Elle a passé deux jours chez nous. Elle restait sans bouger, couchée sur un matelas que Nono avait apporté. Elle buvait un peu de Coca, et elle se rendormait. Elle était bourrée de sédatifs. Elle a raconté un peu ce qui lui était arrivé, son ami était devenu fou, il l'accusait de le tromper, il l'avait battue, et ils s'étaient mis à deux pour la violer. Elle ne voulait pas que je prévienne la police. Elle disait que ça ne servirait à rien, que le docteur Joyeux était important, il avait des amis partout, il travaillait à l'Hôtel-Dieu et personne ne la croirait.

Une nuit, il est venu la chercher. J'ai entendu l'auto s'arrêter derrière la porte du garage. Je ne sais pas comment il a deviné que Simone était cachée chez moi. Il avait des espions partout Il n'a pas fait d'esclandre. Il a seulement tapoté à la porte coupe-feu, un bruit léger que j'entendais dans mon sommeil. Quand j'ai allumé, j'ai vu Simone assise sur son lit, les yeux grands ouverts, comme si elle l'attendait. Il lui parlait doucement derrière la porte, avec son créole chantonnant, sucré. J'ai dit à Simone: «Tu veux que je lui dise de s'en aller?» Elle avait un regard étrange, fasciné, à la fois effrayé et attiré. Je voyais sa joue enflée, le sang qui avait séché sur l'arcade sourcilière, et je sentais la colère, la honte. «Ne l'écoute pas, ne réponds pas. Il va finir par s'en aller.» Mais c'était plus fort qu'elle. Simone a commencé à lui parler à travers la porte.
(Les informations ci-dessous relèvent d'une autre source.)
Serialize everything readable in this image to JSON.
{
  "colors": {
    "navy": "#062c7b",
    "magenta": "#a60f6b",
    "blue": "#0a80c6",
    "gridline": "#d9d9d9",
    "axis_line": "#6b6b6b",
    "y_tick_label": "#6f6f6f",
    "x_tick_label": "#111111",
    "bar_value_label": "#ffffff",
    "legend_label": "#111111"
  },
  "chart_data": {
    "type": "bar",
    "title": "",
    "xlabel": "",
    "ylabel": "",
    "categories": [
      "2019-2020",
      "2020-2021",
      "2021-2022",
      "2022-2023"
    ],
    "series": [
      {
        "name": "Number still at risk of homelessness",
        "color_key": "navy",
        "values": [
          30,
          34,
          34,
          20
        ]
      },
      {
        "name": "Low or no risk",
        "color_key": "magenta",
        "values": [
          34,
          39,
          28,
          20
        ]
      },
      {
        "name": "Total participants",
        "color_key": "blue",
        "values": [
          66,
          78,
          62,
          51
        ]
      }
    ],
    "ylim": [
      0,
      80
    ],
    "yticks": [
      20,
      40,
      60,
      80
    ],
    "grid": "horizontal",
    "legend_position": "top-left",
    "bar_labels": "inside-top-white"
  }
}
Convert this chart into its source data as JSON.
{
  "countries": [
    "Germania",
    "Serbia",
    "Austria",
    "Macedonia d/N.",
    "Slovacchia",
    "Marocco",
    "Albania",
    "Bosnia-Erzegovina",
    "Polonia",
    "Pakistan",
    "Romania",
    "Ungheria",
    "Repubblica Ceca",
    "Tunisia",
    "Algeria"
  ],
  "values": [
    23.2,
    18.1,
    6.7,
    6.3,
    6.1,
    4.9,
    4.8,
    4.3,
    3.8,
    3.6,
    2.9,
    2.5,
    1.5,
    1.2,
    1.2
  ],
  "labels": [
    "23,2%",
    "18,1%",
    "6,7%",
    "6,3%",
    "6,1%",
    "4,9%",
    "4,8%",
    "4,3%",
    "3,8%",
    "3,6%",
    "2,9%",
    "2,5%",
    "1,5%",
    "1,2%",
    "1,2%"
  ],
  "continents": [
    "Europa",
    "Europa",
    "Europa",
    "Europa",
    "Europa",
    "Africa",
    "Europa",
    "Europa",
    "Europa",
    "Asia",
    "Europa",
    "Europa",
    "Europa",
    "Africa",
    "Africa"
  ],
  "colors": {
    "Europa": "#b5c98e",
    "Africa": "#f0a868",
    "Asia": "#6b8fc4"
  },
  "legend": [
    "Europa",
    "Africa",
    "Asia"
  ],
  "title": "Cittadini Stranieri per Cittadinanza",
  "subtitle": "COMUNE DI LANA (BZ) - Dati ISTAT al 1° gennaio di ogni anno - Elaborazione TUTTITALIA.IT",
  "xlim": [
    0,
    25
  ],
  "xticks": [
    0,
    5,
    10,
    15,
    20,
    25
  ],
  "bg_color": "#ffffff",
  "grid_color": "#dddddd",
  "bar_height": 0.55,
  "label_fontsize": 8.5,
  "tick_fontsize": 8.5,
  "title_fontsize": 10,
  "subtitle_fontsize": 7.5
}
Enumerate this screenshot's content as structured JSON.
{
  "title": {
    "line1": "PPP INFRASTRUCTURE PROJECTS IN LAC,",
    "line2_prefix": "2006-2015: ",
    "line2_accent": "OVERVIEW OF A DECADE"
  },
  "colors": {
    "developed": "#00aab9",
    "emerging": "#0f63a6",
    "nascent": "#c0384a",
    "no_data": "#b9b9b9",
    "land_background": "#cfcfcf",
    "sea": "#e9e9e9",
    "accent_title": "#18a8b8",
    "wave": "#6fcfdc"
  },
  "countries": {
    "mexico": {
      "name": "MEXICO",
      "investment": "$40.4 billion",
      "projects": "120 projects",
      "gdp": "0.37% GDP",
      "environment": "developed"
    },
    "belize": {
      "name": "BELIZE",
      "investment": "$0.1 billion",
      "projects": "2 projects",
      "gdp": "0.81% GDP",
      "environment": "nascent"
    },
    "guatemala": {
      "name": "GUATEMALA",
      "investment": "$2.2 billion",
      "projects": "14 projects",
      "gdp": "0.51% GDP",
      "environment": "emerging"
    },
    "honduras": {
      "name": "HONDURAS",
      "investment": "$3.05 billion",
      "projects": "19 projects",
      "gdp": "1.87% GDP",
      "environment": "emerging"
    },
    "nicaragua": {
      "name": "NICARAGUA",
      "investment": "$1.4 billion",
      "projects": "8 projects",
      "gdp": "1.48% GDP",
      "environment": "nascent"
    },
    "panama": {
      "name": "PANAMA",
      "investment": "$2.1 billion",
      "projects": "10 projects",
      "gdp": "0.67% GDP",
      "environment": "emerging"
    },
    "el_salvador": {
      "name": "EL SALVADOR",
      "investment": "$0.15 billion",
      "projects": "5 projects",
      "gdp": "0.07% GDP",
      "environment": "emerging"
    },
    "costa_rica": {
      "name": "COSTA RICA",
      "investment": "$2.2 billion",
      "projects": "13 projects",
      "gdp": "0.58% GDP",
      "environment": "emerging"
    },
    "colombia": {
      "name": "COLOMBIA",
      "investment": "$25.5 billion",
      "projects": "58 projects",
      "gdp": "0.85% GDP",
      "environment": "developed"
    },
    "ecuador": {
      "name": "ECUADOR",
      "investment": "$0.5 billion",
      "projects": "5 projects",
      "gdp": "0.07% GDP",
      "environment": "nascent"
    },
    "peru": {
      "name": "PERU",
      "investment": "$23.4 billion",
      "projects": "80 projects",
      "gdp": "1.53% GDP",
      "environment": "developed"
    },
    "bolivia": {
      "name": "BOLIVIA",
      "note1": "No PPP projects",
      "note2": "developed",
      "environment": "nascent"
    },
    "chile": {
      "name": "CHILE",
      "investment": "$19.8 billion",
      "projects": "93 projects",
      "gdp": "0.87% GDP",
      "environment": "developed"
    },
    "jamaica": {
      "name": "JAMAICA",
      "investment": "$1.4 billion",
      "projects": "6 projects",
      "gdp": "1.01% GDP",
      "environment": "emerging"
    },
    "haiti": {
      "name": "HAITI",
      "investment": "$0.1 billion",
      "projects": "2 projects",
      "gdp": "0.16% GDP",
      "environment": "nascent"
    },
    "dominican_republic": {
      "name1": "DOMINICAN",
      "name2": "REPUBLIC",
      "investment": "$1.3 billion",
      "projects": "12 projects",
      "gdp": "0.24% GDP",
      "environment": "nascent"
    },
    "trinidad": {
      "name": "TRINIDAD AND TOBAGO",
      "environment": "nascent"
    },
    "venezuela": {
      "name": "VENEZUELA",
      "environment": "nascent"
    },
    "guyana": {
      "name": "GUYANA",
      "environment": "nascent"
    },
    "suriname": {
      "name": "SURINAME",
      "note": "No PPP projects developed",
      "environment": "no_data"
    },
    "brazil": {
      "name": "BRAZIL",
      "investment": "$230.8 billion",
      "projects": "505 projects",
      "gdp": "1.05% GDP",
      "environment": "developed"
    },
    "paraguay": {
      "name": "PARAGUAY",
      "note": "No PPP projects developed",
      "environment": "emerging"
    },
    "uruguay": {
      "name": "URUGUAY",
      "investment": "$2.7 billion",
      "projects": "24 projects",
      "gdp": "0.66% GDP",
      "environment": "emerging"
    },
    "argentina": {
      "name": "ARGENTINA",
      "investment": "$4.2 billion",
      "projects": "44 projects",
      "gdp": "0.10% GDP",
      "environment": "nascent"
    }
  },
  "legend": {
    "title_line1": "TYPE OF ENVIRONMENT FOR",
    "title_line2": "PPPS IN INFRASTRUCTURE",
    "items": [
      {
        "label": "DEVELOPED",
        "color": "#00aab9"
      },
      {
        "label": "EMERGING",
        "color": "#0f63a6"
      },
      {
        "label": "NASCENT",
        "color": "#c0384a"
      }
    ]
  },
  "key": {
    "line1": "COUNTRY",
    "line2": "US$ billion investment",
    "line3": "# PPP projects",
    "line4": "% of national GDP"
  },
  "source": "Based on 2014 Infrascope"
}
Elle ne voulait pas réveiller le bébé, elle chuchotait à voix basse, d'abord en français, des injures, puis en créole.

Elle a fini par ouvrir la porte. Dans la pénombre, la Mercedes était arrêtée, les phares allumés. Il n'y avait pas d'autre bruit que le ronflement des bouches d'aération qui se déclenchaient de proche en proche. Ils sont restés là, à parler, toute la nuit. A un moment, je me suis réveillée. J'avais froid. La porte du garage entrouverte laissait passer un souffle humide. J'ai vu la Mercedes, maintenant tous feux éteints, et Simone et son ami qui continuaient à parler, assis sur le siège arrière. Et au matin, elle était repartie avec lui, sans me dire un mot. J'avais du mal à comprendre comment une telle femme pouvait être à ce point liée à un tel homme.

J'ai pris l'habitude d'aller chez Simone, les après-midi quand Martial Joyeux n'était pas là, pour apprendre à jouer et à chanter. Elle passait la journée presque sans bouger, toute seule dans la petite maison de la Butte-aux -Cailles, les volets fermés. Elle dessinait un grand triangle avec des bougies allumées, dans la salle du bas, et au centre elle mettait ce qu'elle aimait, les fruits du marché, des mangues, des ananas, des papayes. Je n'osais pas lui demander pourquoi. Je ne lui demandais jamais rien et c'est pour ça qu'elle m'aimait bien. Elle était sorcière, elle était droguée aussi, elle fumait du crack avec une petite pipe en terre noire. Elle était belle, avec ses grands yeux d'Égyptienne, son front bombé qui brillait comme un marbre noir.